Il n’est guère étonnant que le démagogue capitaliste Chávez idolâtre, à sa manière, Simón Bolívar, un homme que Karl Marx décrivait dans une lettre de février 1858 à Friedrich Engels comme « le coquin le plus lâche, le plus infâme, le plus misérable [...] ». Dans la contribution qu’il a écrite pour la Nouvelle encyclopédie américaine de 1858, Marx montre clairement comment le père fondateur du nationalisme latino-américain incarnait beaucoup des caractéristiques des bourgeoisies semi-coloniales d’Amérique du Sud ayant émergé tardivement. Il était vénal, corrompu, lâche et autoritaire. Il abandonna à plusieurs reprises ses troupes en plein combat, poignarda ses camarades dans le dos et il s’appuya sur l’impérialisme britannique pour ses victoires. Lors de son premier triomphe en 1813, il s’est fait rendre un hommage public, transporté dans un carrosse tiré par douze jeunes femmes des meilleures familles de Caracas, et s’est autoproclamé « dictateur et libérateur des provinces occidentales du Venezuela ».

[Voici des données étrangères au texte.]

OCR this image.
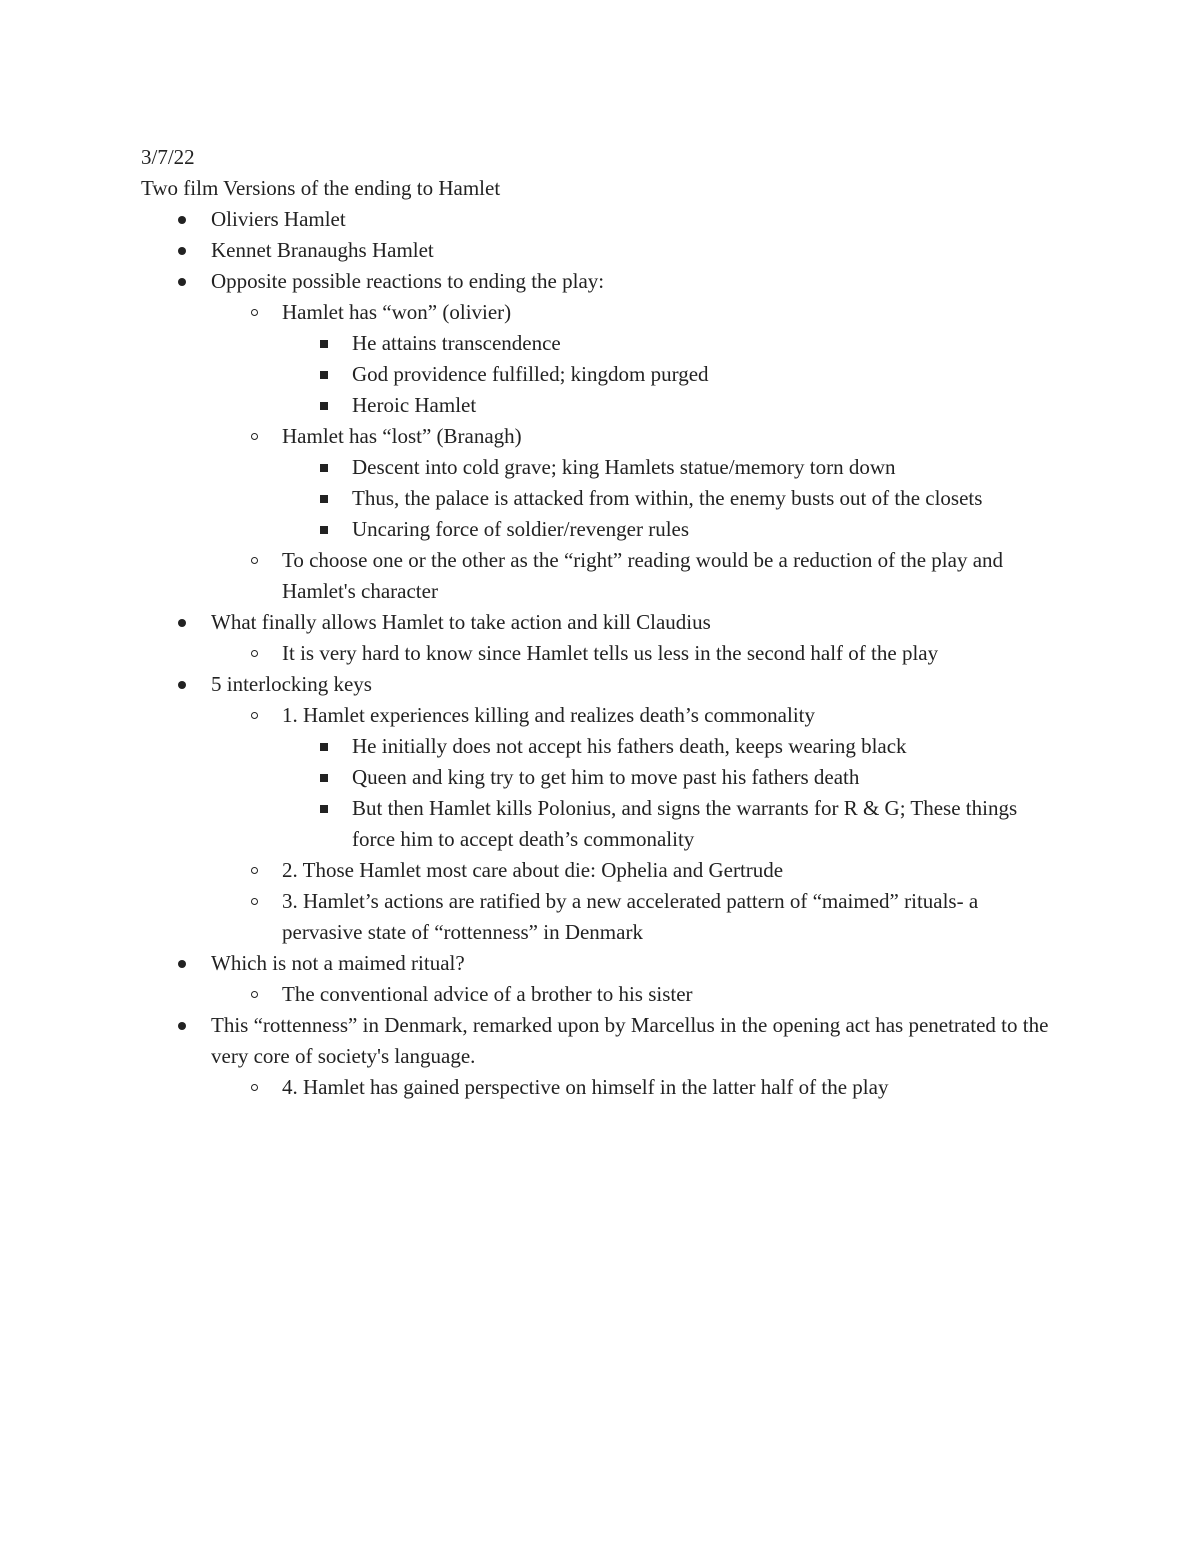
3/7/22
Two film Versions of the ending to Hamlet
Oliviers Hamlet
Kennet Branaughs Hamlet
Opposite possible reactions to ending the play:
Hamlet has “won” (olivier)
He attains transcendence
God providence fulfilled; kingdom purged
Heroic Hamlet
Hamlet has “lost” (Branagh)
Descent into cold grave; king Hamlets statue/memory torn down
Thus, the palace is attacked from within, the enemy busts out of the closets
Uncaring force of soldier/revenger rules
To choose one or the other as the “right” reading would be a reduction of the play and Hamlet's character
What finally allows Hamlet to take action and kill Claudius
It is very hard to know since Hamlet tells us less in the second half of the play
5 interlocking keys
1. Hamlet experiences killing and realizes death’s commonality
He initially does not accept his fathers death, keeps wearing black
Queen and king try to get him to move past his fathers death
But then Hamlet kills Polonius, and signs the warrants for R & G; These things force him to accept death’s commonality
2. Those Hamlet most care about die: Ophelia and Gertrude
3. Hamlet’s actions are ratified by a new accelerated pattern of “maimed” rituals- a pervasive state of “rottenness” in Denmark
Which is not a maimed ritual?
The conventional advice of a brother to his sister
This “rottenness” in Denmark, remarked upon by Marcellus in the opening act has penetrated to the very core of society's language.
4. Hamlet has gained perspective on himself in the latter half of the play
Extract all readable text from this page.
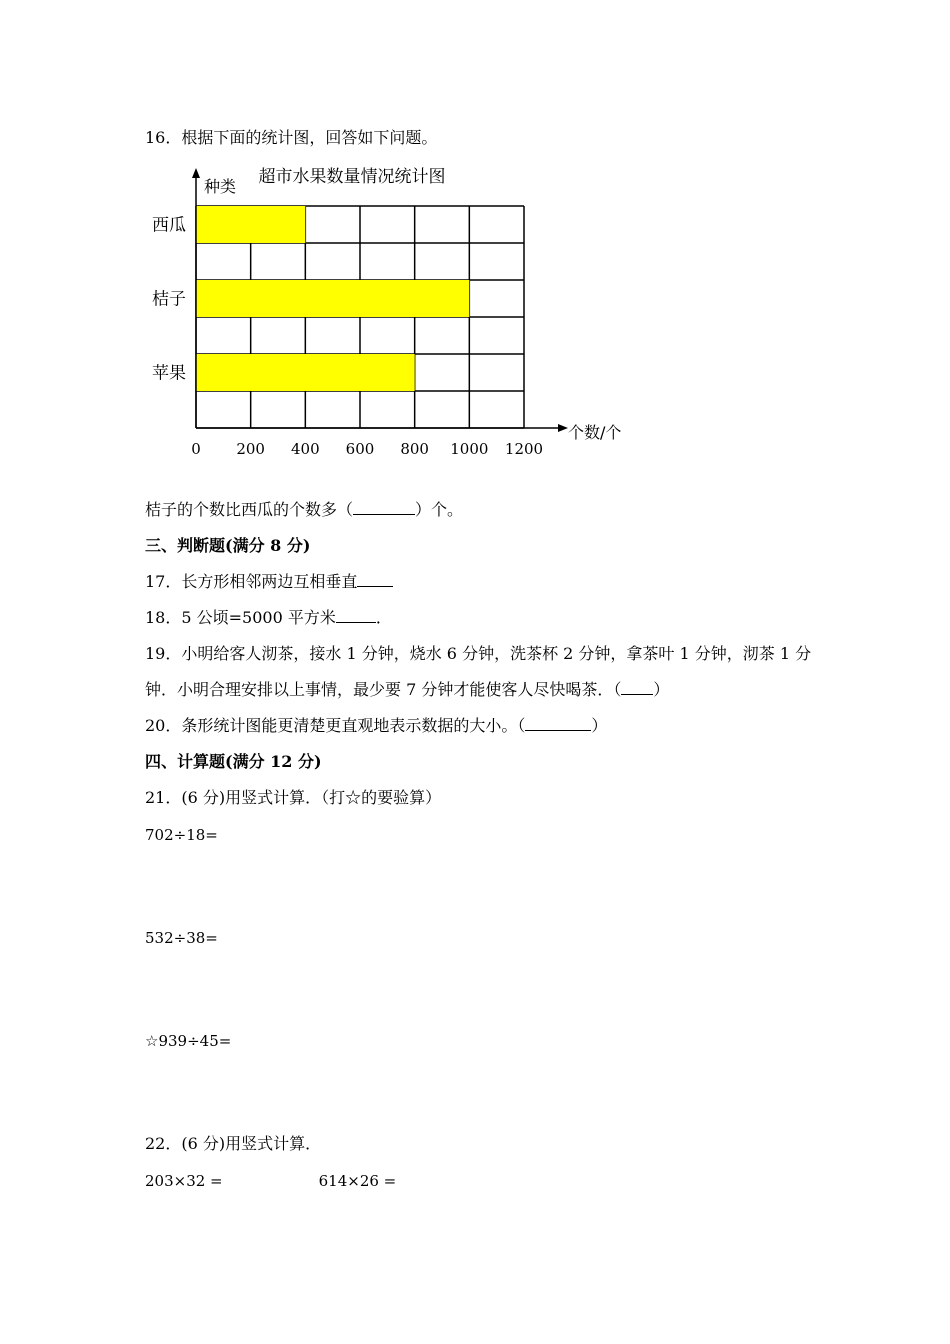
16．根据下面的统计图，回答如下问题。
西瓜
桔子
苹果
0 200 400 600 800 1000 1200
种类
个数/个
超市水果数量情况统计图
桔子的个数比西瓜的个数多（	）个。
三、判断题(满分 8 分)
17．长方形相邻两边互相垂直
18．5 公顷=5000 平方米	．
19．小明给客人沏茶，接水 1 分钟，烧水 6 分钟，洗茶杯 2 分钟，拿茶叶 1 分钟，沏茶 1 分
钟．小明合理安排以上事情，最少要 7 分钟才能使客人尽快喝茶．（ ）
20．条形统计图能更清楚更直观地表示数据的大小。（	）
四、计算题(满分 12 分)
21．(6 分)用竖式计算．（打☆的要验算）
702÷18=
532÷38=
☆939÷45=
22．(6 分)用竖式计算．
203×32 =	614×26 =
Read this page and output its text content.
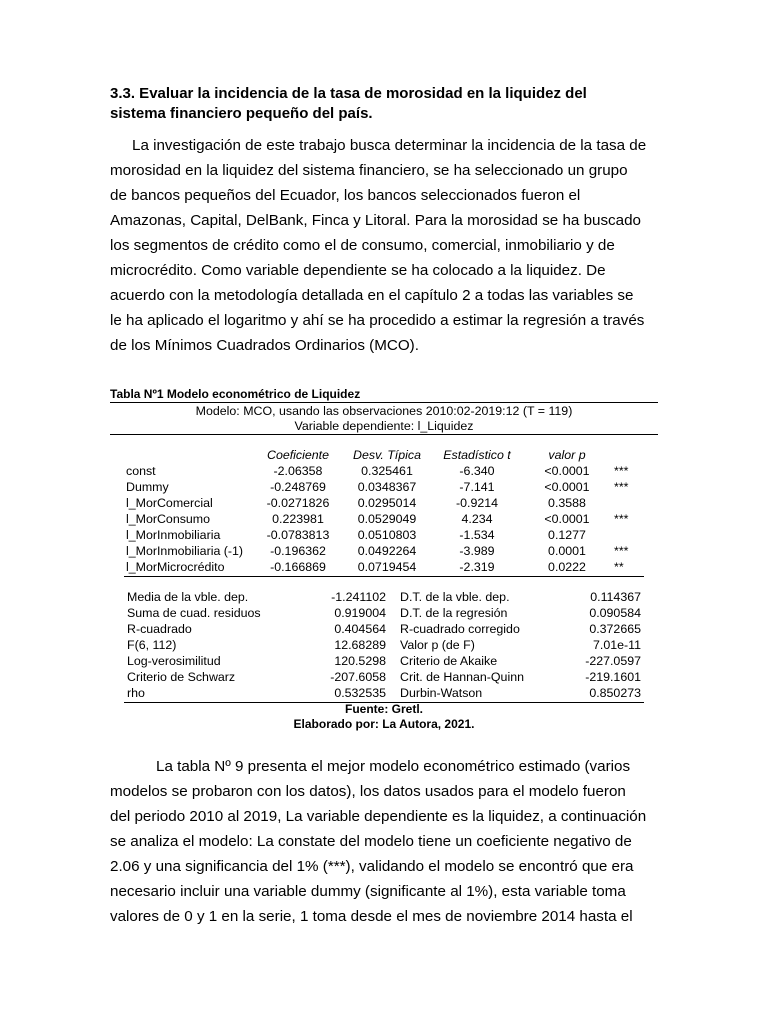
3.3. Evaluar la incidencia de la tasa de morosidad en la liquidez del
sistema financiero pequeño del país.

La investigación de este trabajo busca determinar la incidencia de la tasa de
morosidad en la liquidez del sistema financiero, se ha seleccionado un grupo
de bancos pequeños del Ecuador, los bancos seleccionados fueron el
Amazonas, Capital, DelBank, Finca y Litoral. Para la morosidad se ha buscado
los segmentos de crédito como el de consumo, comercial, inmobiliario y de
microcrédito. Como variable dependiente se ha colocado a la liquidez. De
acuerdo con la metodología detallada en el capítulo 2 a todas las variables se
le ha aplicado el logaritmo y ahí se ha procedido a estimar la regresión a través
de los Mínimos Cuadrados Ordinarios (MCO).

Tabla Nº1 Modelo econométrico de Liquidez

Modelo: MCO, usando las observaciones 2010:02-2019:12 (T = 119)
Variable dependiente: l_Liquidez
Coeficiente	Desv. Típica	Estadístico t	valor p
const	-2.06358	0.325461	-6.340	<0.0001	***
Dummy	-0.248769	0.0348367	-7.141	<0.0001	***
l_MorComercial	-0.0271826	0.0295014	-0.9214	0.3588
l_MorConsumo	0.223981	0.0529049	4.234	<0.0001	***
l_MorInmobiliaria	-0.0783813	0.0510803	-1.534	0.1277
l_MorInmobiliaria (-1)	-0.196362	0.0492264	-3.989	0.0001	***
l_MorMicrocrédito	-0.166869	0.0719454	-2.319	0.0222	**
Media de la vble. dep.	-1.241102 D.T. de la vble. dep.	0.114367
Suma de cuad. residuos	0.919004 D.T. de la regresión	0.090584
R-cuadrado	0.404564 R-cuadrado corregido	0.372665
F(6, 112)	12.68289 Valor p (de F)	7.01e-11
Log-verosimilitud	120.5298 Criterio de Akaike	-227.0597
Criterio de Schwarz	-207.6058 Crit. de Hannan-Quinn	-219.1601
rho	0.532535 Durbin-Watson	0.850273
Fuente: Gretl.
Elaborado por: La Autora, 2021.

La tabla Nº 9 presenta el mejor modelo econométrico estimado (varios
modelos se probaron con los datos), los datos usados para el modelo fueron
del periodo 2010 al 2019, La variable dependiente es la liquidez, a continuación
se analiza el modelo: La constate del modelo tiene un coeficiente negativo de
2.06 y una significancia del 1% (***), validando el modelo se encontró que era
necesario incluir una variable dummy (significante al 1%), esta variable toma
valores de 0 y 1 en la serie, 1 toma desde el mes de noviembre 2014 hasta el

Les « marxistes » bolivariens de la TMI font marcher la révolution permanente sur la tête en argumentant que si une formation bourgeoise s’engage réellement à lutter pour la démocratie, elle peut d’une manière ou d’une autre surmonter ses limitations historiques pour réaliser non seulement la démocratie, mais même le socialisme. Ainsi le porte-parole de la TMI Jorge Martín écrit que « L’idée centrale de la révolution permanente est que dans les pays coloniaux ou anciennement coloniaux, la lutte pour les tâches démocratiques-bourgeoises, si elle est menée à bien, doit conduire (d’une manière ininterrompue ou permanente) à la révolution socialiste. » L’essence programmatique de la révolution permanente est la lutte pour l’indépendance de classe du prolétariat vis-à-vis de toutes les ailes de la bourgeoisie semi-coloniale, quelles que soient leurs prétentions « progressistes » ou « anti-impérialistes ». Cette lutte ne peut être réalisée qu’à travers la construction d’un parti ouvrier internationaliste et révolutionnaire en opposition à toutes les variantes de nationalisme bourgeois.

Réforme contre révolution

La tâche des marxistes est d’arracher au régime de Chávez son masque « socialiste », de mettre en garde les travailleurs contre le fait qu’il représente l’ennemi de classe. Si les concurrents opportunistes de la TMI ne se contentent pas de lui lécher les bottes et de baver devant sa « révolution bolivarienne », ils ne rejoignent pas moins la TMI en dépeignant le caudillo au verbiage gauche comme un allié potentiel de la classe ouvrière, quoique partial et peu fiable. Par exemple, le Comité pour une internationale ouvrière (CIO) de Peter Taaffe, basé au Royaume-Uni [la Gauche révolutionnaire en France], chante les louanges de Chávez car il a lancé un « débat sur le développement du socialisme » qui est « crucial pour l’approfondissement de la révolution vénézuélienne », mais il se plaint que « malheureusement » Chávez « n’a pas la perspective d’étendre une révolution socialiste à d’autres [!] pays d’Amérique latine » (dans « Venezuela : le socialisme de nouveau à l’ordre du jour », 6 octobre 2005).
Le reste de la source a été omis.